The Ninth World Bestiary (2014)

I am further flummoxed by The Ninth World Bestiary (2014). Monster books are where I go to figure out how I would run a game. Coupled with an equipment catalog, I feel like I can get more practical/mechanical understanding of a game world than through the gazetteer. Weirdly, for Numenera, the opposite is true for the most part.

Befitting a game organized around experiencing wonder, the monsters are frickin’ weird. There is very little here that conforms, visually, to fantasy tropes. Which isn’t to say there is nothing prosaic—there are bug monsters and lion serpents and things I can intuit at a glance how they act. But I admit I am slightly overwhelmed by the lack of anything so obvious as a dragon to kind of ground my understanding. The art is above average though, and I can sort of see a through-line in all the monster designs, but I’d like a little more.

Again, I find my best touchstone is Talislanta, which just excels in excess (the Mercandian Soldier even reminds me of Talislanta’s Thralls). For whatever reason, I don’t expect the monsters of Talislanta to form a compelling gestalt, though, where I do for Numenera. It seems like that’s what the designers want! But when I start trying to piece stuff together, it winds up being too much to parse. The rare time a monster book isn’t my way in.

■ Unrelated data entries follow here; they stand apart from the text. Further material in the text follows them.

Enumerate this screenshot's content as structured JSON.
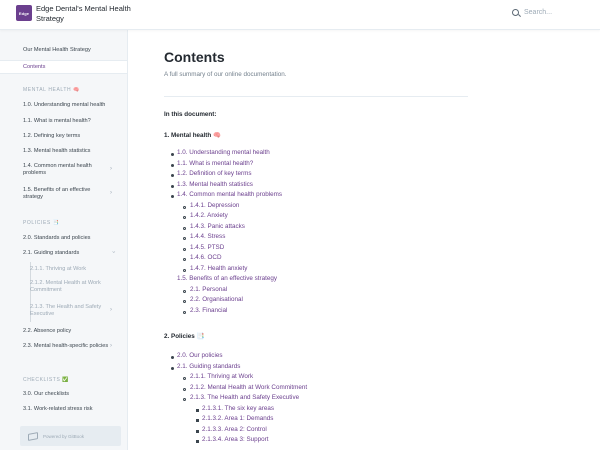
{
  "header": {
    "logo_text": "Edge",
    "app_title": "Edge Dental's Mental Health Strategy",
    "search_placeholder": "Search..."
  },
  "sidebar": {
    "top_items": [
      {
        "label": "Our Mental Health Strategy"
      },
      {
        "label": "Contents"
      }
    ],
    "sections": [
      {
        "title": "MENTAL HEALTH 🧠"
      },
      {
        "title": "POLICIES 📑"
      },
      {
        "title": "CHECKLISTS ✅"
      }
    ],
    "items": [
      {
        "label": "1.0. Understanding mental health"
      },
      {
        "label": "1.1. What is mental health?"
      },
      {
        "label": "1.2. Defining key terms"
      },
      {
        "label": "1.3. Mental health statistics"
      },
      {
        "label": "1.4. Common mental health problems"
      },
      {
        "label": "1.5. Benefits of an effective strategy"
      },
      {
        "label": "2.0. Standards and policies"
      },
      {
        "label": "2.1. Guiding standards"
      },
      {
        "label": "2.1.1. Thriving at Work"
      },
      {
        "label": "2.1.2. Mental Health at Work Commitment"
      },
      {
        "label": "2.1.3. The Health and Safety Executive"
      },
      {
        "label": "2.2. Absence policy"
      },
      {
        "label": "2.3. Mental health-specific policies"
      },
      {
        "label": "3.0. Our checklists"
      },
      {
        "label": "3.1. Work-related stress risk"
      }
    ],
    "powered_by": "Powered by GitBook"
  },
  "main": {
    "title": "Contents",
    "description": "A full summary of our online documentation.",
    "in_this_document": "In this document:",
    "section1_title": "1. Mental health 🧠",
    "section2_title": "2. Policies 📑",
    "list1": [
      "1.0. Understanding mental health",
      "1.1. What is mental health?",
      "1.2. Definition of key terms",
      "1.3. Mental health statistics",
      "1.4. Common mental health problems"
    ],
    "list1_sub": [
      "1.4.1. Depression",
      "1.4.2. Anxiety",
      "1.4.3. Panic attacks",
      "1.4.4. Stress",
      "1.4.5. PTSD",
      "1.4.6. OCD",
      "1.4.7. Health anxiety"
    ],
    "list1_b": "1.5. Benefits of an effective strategy",
    "list1_b_sub": [
      "2.1. Personal",
      "2.2. Organisational",
      "2.3. Financial"
    ],
    "list2": [
      "2.0. Our policies",
      "2.1. Guiding standards"
    ],
    "list2_sub": [
      "2.1.1. Thriving at Work",
      "2.1.2. Mental Health at Work Commitment",
      "2.1.3. The Health and Safety Executive"
    ],
    "list2_subsub": [
      "2.1.3.1. The six key areas",
      "2.1.3.2. Area 1: Demands",
      "2.1.3.3. Area 2: Control",
      "2.1.3.4. Area 3: Support"
    ]
  },
  "colors": {
    "accent": "#6b3f8e",
    "sidebar_bg": "#f5f7f9",
    "text": "#242a31",
    "muted": "#9daab6"
  }
}
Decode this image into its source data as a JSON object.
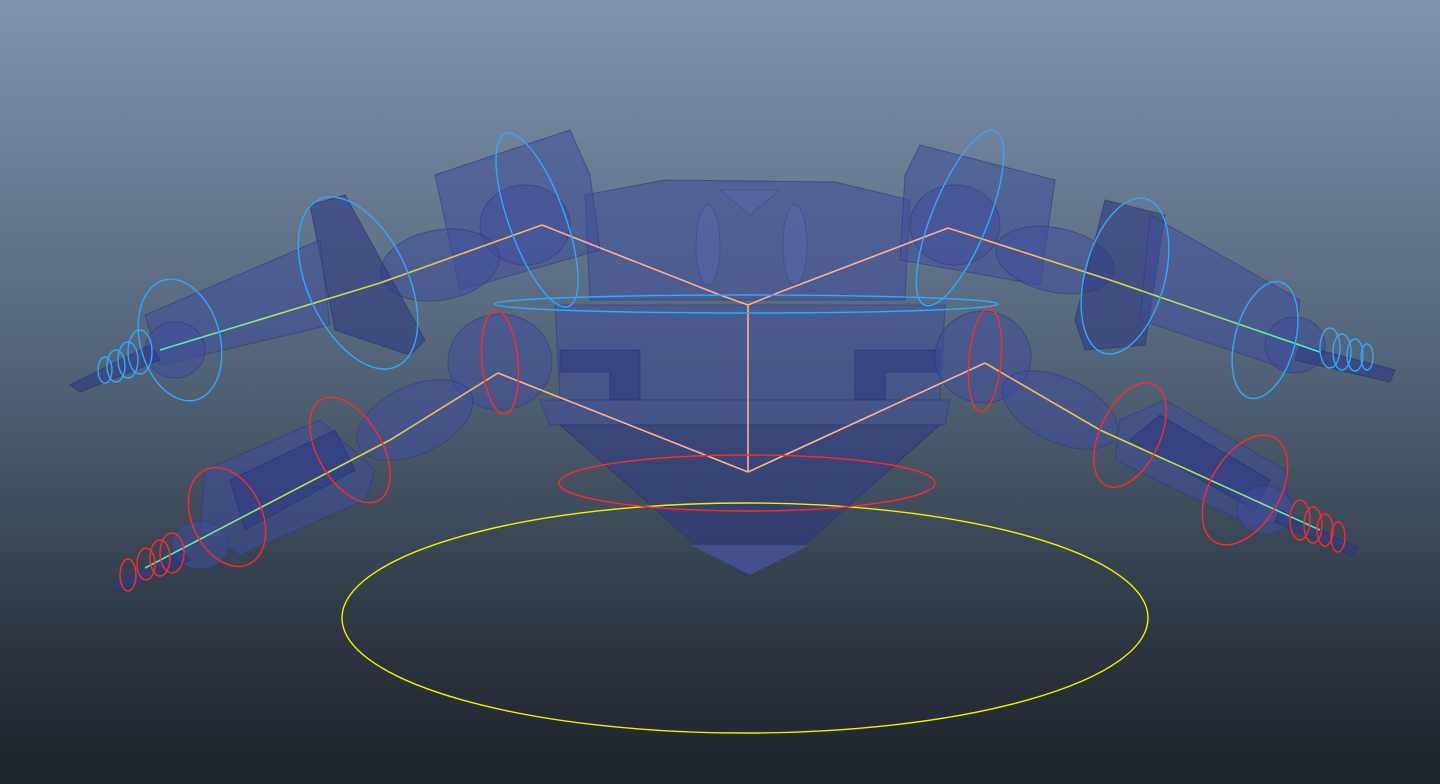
{
  "viewport": {
    "panel": "perspective-viewport",
    "background_gradient": [
      "#8193ac",
      "#6a7d94",
      "#4a5a6d",
      "#2c3540",
      "#1d232a"
    ]
  },
  "colors": {
    "mesh": "#3f4f9b",
    "left_side_controls": "#2fa8ff",
    "right_side_controls": "#ff2a2a",
    "root_control": "#f2f000",
    "spine_bones": "#ffb08a",
    "limb_bones_start": "#ffb060",
    "limb_bones_end": "#3ef0c0"
  },
  "scene": {
    "rig": "spider-crab-character",
    "limb_count": 4,
    "controls": [
      "root-control",
      "hip-control",
      "shoulder-control",
      "limb-fk-controls",
      "finger-controls"
    ]
  }
}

There are lots of cool monsters I want to lift for other things, though. A monolith that hungers for flesh? A titan whose head is an abandoned city? Heck yea. I really like the ghouls who lick their blades after they attack and get insights into their opponent from tasting their blood. That scratches at one of the problems, though — there are lots of monsters with cool little puzzle details that I want to see solutions for sussed out in play, but for a game arranged around discover and awe, the bestiary has far more opponents than inhabitants.